Existential quantification is kind of a disjunction, and QuickCheck has disjoin. Just make a huge enough disjunction.

exists :: Gen a -> (a -> Property) -> Property
exists gen prop = once $ disjoin $ replicate 10000 $ forAll gen prop

But you get spammed with counterexamples when no good example is found. Maybe it is better to rewrite the logic of forAll yourself to avoid the call to counterexample.

---

More simply you can always write your own property as a generator to get the proper quantification.

exists :: Gen a -> (a -> Bool) -> Property
exists gen prop = property (exists' 1000 gen prop)

exists' :: Int -> Gen a -> (a -> Bool) -> Gen Bool
exists' 0 _ _ = return False
exists' n gen prop = do
  a <- gen
  if prop a
    then return True
    else exists' (n - 1) gen prop

Doing this manually also has the property that if prop unexpectedly crashes, it is immediately reported as a failure, as opposed to the previous methods.

---

EDIT

So if you only have a (a -> Property) instead of (a -> Bool) it seems much trickier to achieve a good result, because it's non-trivial to check whether a property succeeded. A proper way would be to mess with the internals of QuickCheck, probably something similar to disjoin. Here is a quick hack

• Use mapResult to silence the output of disjoin when no (counter)example was found.

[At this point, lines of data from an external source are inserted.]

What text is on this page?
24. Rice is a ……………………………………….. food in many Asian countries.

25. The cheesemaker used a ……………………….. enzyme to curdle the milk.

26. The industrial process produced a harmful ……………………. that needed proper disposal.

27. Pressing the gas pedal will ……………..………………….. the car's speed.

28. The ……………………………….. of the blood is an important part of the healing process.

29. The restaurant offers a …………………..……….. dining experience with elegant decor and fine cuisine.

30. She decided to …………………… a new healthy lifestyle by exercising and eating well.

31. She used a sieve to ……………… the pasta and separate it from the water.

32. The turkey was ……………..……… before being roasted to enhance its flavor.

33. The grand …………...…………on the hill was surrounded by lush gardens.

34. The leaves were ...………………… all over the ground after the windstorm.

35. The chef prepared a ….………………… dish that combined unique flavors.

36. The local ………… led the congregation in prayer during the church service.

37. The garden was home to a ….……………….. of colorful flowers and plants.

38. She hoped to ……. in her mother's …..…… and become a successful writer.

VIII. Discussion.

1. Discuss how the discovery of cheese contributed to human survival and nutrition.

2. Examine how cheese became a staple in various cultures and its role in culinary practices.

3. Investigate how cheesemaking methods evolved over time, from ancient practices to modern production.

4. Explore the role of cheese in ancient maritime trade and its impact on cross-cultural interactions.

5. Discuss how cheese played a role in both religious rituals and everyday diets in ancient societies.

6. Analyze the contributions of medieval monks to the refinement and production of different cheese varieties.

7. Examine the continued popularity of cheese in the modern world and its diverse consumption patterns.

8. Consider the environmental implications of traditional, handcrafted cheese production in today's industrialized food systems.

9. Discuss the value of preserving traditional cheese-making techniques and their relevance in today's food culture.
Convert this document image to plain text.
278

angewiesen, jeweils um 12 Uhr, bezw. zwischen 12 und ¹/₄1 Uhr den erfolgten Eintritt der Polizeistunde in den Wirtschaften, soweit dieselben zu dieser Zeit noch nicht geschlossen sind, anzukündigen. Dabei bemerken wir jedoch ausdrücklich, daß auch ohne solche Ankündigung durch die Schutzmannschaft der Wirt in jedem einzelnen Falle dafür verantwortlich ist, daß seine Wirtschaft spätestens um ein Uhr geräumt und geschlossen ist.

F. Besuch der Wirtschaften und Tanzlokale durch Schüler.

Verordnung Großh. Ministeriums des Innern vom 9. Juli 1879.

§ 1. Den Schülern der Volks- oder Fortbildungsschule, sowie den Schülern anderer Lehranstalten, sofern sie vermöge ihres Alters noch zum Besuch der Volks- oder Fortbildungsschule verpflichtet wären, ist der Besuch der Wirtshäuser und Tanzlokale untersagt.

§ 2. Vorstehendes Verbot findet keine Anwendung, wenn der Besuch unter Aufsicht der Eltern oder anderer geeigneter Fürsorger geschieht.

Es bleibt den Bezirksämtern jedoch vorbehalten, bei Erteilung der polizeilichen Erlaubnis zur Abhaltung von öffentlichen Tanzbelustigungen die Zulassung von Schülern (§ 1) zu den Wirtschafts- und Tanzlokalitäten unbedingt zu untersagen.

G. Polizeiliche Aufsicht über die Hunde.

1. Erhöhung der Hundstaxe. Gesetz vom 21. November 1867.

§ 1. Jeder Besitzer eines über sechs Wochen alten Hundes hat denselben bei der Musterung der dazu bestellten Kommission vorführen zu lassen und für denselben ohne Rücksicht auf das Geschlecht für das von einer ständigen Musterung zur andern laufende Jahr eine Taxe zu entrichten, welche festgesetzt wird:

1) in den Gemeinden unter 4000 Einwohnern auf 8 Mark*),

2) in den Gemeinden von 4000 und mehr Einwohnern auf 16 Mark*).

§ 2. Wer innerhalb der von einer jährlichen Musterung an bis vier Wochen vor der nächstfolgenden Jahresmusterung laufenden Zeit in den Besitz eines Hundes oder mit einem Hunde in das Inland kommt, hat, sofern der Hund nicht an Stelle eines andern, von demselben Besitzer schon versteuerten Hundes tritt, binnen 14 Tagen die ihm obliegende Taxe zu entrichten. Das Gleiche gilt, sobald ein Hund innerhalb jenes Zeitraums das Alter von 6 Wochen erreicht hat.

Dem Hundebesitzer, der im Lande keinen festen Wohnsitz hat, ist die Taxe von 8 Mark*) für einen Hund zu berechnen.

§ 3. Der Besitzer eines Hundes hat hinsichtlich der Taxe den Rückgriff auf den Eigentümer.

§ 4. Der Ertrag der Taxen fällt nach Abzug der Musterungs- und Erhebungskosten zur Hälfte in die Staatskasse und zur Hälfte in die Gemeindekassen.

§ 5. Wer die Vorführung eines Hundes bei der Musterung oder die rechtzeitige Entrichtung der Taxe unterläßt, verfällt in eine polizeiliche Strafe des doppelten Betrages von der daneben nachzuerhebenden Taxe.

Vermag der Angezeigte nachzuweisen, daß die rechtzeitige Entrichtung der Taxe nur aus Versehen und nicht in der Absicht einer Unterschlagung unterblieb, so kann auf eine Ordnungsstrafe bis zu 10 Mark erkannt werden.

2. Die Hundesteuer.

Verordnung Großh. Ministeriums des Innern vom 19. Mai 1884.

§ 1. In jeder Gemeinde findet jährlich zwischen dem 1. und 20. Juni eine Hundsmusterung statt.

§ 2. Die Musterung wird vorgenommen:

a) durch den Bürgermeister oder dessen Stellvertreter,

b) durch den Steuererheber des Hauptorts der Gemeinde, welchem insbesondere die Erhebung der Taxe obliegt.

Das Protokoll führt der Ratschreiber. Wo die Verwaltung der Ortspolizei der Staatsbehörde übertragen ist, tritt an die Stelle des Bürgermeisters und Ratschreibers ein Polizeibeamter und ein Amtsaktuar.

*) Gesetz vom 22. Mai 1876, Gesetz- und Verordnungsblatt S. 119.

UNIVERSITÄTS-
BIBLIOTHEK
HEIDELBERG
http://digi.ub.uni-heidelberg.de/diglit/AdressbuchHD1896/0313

• Override the size parameter because if your witnesses are non-trivial, they will not be found if the size is too small or too large.

import Test.QuickCheck
import Test.QuickCheck.Property as P

-- Retry n times.
exists :: Testable prop => Int -> Gen a -> (a -> prop) -> Property
exists n gen prop =
  mapResult (\r -> r {P.reason = "No witness found.", P.callbacks = []}) $
  once $
  disjoin $
  replicate n $ do
    a <- gen
    return (prop a)

main = quickCheck $ exists 100
  (resize 5 arbitrary)
  (\x -> (x :: Integer) == 2)

Answer 2

I don't know if something like this exist in QuickCheck. Also not convinced it would be helpful, but that's another matter. Since we have:

∃ x . P x <=> ¬ ¬ ∃ x . P x <=> ¬ ∀ x . ¬ P x

I suppose you could set it up so your test-case tests the negation and if it fails it means you have your existential. HTH.